Broccoli Salad

This is an oldie but goodie! I don't know many people that don't love this salad.

I like it year around, but it always makes me think of summer backyard BBQ's.

I happen to do this with a large ratio of goodies to broccoli, because who doesn't love more goodies in your salad! Especially when one of them is bacon.

Bacon aside though, broccoli is full of vitamin C, 1 cup of raw broccoli is your entire days recommended intake of vitamin C. Broccoli is also an anti inflammatory and high in vitamin A.

I use pumpkin seeds, I think the original recipe was sliced almonds. Use whatever nuts you like, there are no rules here.

This is sometimes done with cranberries, for those that aren't fans of raisins and that is also yummy. I use currants they're my favorite for salads


If you buy the broccoli in a bag that's already just the florets chopped you can have this put together in 15-20 minutes.


Broccoli Salad

Serves 6

Prep time 20 minutes

2 12 oz pkgs chopped broccoli OR 2 heads chopped

1 12oz pkg bacon diced and cooked

1/2 a large or 1 whole small red onion diced

3/4 cup currants (you could use raisins or cranberries as well)
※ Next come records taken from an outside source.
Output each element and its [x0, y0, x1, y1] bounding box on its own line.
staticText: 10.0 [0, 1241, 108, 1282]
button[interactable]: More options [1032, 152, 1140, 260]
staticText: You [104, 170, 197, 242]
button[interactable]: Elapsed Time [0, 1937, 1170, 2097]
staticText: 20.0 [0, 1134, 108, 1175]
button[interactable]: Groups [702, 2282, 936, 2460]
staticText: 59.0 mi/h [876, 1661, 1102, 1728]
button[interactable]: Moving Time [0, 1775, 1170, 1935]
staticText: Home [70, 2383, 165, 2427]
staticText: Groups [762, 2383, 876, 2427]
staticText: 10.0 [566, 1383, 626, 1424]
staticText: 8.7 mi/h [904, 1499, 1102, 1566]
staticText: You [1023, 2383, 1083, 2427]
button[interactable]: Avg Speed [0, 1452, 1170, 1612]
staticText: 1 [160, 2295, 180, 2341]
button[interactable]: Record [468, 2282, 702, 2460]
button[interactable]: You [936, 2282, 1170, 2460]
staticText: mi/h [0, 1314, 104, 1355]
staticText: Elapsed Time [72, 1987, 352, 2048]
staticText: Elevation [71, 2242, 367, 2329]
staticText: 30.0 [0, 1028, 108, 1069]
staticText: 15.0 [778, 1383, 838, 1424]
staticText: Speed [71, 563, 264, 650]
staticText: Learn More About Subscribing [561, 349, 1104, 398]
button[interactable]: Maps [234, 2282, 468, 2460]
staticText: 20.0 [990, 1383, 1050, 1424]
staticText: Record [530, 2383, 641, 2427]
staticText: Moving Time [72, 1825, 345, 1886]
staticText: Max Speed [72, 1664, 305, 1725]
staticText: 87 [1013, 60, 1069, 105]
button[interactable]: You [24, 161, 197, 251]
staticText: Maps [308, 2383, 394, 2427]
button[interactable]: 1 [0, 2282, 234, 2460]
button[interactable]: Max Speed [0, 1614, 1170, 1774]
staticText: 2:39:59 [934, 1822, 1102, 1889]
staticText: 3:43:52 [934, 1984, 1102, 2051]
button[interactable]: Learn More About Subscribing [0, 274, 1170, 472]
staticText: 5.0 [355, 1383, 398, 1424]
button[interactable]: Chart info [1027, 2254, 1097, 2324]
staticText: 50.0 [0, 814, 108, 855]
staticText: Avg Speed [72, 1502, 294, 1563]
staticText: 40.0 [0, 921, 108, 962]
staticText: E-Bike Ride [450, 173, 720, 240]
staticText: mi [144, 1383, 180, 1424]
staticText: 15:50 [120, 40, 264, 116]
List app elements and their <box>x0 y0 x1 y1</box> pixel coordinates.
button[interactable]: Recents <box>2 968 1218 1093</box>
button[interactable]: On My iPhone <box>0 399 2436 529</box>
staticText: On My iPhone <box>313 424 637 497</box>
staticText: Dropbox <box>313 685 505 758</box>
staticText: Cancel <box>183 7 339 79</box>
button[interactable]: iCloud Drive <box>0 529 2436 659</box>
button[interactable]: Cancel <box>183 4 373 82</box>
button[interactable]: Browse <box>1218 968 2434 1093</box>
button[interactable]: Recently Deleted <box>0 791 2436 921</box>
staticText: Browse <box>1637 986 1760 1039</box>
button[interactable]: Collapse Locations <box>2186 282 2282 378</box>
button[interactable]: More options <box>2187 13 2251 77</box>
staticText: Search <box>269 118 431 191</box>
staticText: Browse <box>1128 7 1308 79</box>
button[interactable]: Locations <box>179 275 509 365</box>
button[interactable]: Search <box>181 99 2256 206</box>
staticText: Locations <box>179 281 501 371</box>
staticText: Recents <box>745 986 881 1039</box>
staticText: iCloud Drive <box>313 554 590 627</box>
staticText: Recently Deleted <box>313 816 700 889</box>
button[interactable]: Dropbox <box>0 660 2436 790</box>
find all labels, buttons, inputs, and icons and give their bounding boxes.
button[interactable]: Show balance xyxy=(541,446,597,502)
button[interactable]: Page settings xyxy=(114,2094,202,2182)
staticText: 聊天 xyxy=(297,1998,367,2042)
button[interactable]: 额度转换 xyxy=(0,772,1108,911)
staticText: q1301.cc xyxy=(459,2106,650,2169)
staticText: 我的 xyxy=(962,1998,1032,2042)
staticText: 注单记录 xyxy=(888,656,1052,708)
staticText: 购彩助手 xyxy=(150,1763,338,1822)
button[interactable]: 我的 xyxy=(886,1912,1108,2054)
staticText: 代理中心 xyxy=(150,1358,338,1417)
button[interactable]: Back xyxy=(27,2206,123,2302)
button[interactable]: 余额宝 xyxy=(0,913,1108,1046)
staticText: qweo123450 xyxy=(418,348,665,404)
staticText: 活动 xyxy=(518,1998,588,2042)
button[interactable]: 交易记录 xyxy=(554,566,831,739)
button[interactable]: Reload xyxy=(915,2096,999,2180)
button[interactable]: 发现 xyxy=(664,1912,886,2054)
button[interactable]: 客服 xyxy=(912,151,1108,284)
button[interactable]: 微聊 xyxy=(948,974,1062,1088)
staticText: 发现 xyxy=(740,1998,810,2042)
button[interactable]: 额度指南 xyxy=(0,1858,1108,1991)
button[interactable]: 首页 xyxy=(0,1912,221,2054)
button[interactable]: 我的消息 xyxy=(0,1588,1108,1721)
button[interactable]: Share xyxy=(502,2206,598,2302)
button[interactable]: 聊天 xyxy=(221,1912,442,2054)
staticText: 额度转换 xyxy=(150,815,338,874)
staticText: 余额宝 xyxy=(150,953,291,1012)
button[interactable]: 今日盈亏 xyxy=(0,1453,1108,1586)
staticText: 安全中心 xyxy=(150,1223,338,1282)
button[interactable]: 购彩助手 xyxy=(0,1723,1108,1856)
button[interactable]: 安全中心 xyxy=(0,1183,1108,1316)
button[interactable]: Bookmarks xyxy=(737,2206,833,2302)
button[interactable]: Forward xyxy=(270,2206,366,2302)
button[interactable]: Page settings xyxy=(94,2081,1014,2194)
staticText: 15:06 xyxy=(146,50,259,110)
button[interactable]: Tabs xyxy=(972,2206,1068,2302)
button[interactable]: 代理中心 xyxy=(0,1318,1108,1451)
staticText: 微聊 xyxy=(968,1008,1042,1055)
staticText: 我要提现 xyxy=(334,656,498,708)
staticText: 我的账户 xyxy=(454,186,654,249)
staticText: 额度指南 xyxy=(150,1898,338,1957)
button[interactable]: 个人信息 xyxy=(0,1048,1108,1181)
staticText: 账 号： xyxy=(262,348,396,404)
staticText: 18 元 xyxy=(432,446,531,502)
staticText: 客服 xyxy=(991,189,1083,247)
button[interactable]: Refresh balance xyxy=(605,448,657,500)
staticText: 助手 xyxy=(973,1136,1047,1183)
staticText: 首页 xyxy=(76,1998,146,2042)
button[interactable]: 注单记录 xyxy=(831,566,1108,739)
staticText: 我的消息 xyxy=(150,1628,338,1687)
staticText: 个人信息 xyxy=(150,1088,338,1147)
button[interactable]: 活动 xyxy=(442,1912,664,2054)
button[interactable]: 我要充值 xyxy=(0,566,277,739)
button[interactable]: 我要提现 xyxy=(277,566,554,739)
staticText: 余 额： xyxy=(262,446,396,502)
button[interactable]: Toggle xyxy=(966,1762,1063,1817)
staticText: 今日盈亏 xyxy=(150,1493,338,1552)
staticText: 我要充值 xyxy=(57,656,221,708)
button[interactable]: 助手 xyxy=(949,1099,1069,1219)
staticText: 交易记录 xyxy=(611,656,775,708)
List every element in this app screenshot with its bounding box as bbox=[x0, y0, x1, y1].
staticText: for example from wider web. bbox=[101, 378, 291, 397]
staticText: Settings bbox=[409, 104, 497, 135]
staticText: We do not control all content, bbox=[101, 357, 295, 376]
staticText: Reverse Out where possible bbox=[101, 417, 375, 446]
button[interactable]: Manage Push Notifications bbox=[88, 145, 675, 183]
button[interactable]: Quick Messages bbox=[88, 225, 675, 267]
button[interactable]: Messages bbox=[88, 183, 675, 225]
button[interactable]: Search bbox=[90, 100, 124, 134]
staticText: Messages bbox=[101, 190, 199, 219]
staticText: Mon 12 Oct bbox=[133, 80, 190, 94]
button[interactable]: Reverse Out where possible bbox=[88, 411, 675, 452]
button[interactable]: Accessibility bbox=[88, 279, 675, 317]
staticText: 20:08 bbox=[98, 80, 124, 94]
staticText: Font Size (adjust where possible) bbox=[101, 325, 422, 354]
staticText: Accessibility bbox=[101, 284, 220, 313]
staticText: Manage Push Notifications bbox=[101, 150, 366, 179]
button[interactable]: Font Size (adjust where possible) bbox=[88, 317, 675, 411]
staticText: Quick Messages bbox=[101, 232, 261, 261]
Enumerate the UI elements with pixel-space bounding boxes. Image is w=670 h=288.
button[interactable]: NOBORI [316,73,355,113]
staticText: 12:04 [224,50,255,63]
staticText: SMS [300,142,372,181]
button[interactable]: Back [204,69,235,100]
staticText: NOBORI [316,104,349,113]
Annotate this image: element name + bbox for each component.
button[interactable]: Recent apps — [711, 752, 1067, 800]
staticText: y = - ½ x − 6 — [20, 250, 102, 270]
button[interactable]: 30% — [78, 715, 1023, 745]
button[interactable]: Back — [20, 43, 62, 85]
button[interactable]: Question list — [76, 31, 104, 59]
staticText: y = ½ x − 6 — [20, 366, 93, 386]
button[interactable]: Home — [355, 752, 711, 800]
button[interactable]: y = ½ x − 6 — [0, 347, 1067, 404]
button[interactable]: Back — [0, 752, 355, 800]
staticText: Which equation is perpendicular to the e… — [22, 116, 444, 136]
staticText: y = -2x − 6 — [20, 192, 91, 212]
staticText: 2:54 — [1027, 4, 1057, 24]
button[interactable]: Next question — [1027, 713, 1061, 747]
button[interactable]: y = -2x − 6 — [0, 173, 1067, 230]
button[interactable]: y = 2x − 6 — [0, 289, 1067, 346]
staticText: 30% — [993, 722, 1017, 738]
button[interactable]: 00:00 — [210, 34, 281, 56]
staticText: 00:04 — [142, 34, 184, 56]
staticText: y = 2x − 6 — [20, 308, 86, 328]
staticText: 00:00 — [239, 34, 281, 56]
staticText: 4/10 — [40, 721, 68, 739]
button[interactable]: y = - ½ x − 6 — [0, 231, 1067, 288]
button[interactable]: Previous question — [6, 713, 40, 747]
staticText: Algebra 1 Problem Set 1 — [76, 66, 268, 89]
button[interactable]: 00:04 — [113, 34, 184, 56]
3/4 cup nuts (I have used pumpkin seeds, slivered almonds, pistachios all are great)

1 cup mayonaise

1/2 cup sugar

2 Tb white balsamic vinegar (white wine or red wine vinegar can be substituted)

If using packaged broccoli, it may need a little additional chopping to make the florets bite size.

Place all ingredients through the nuts in a large bowl.

In a separate bowl mix the mayo, sugar and vinegar. Pour over salad ingredients and mix well.

Salad is best if it gets an hour to marinate prior to serving.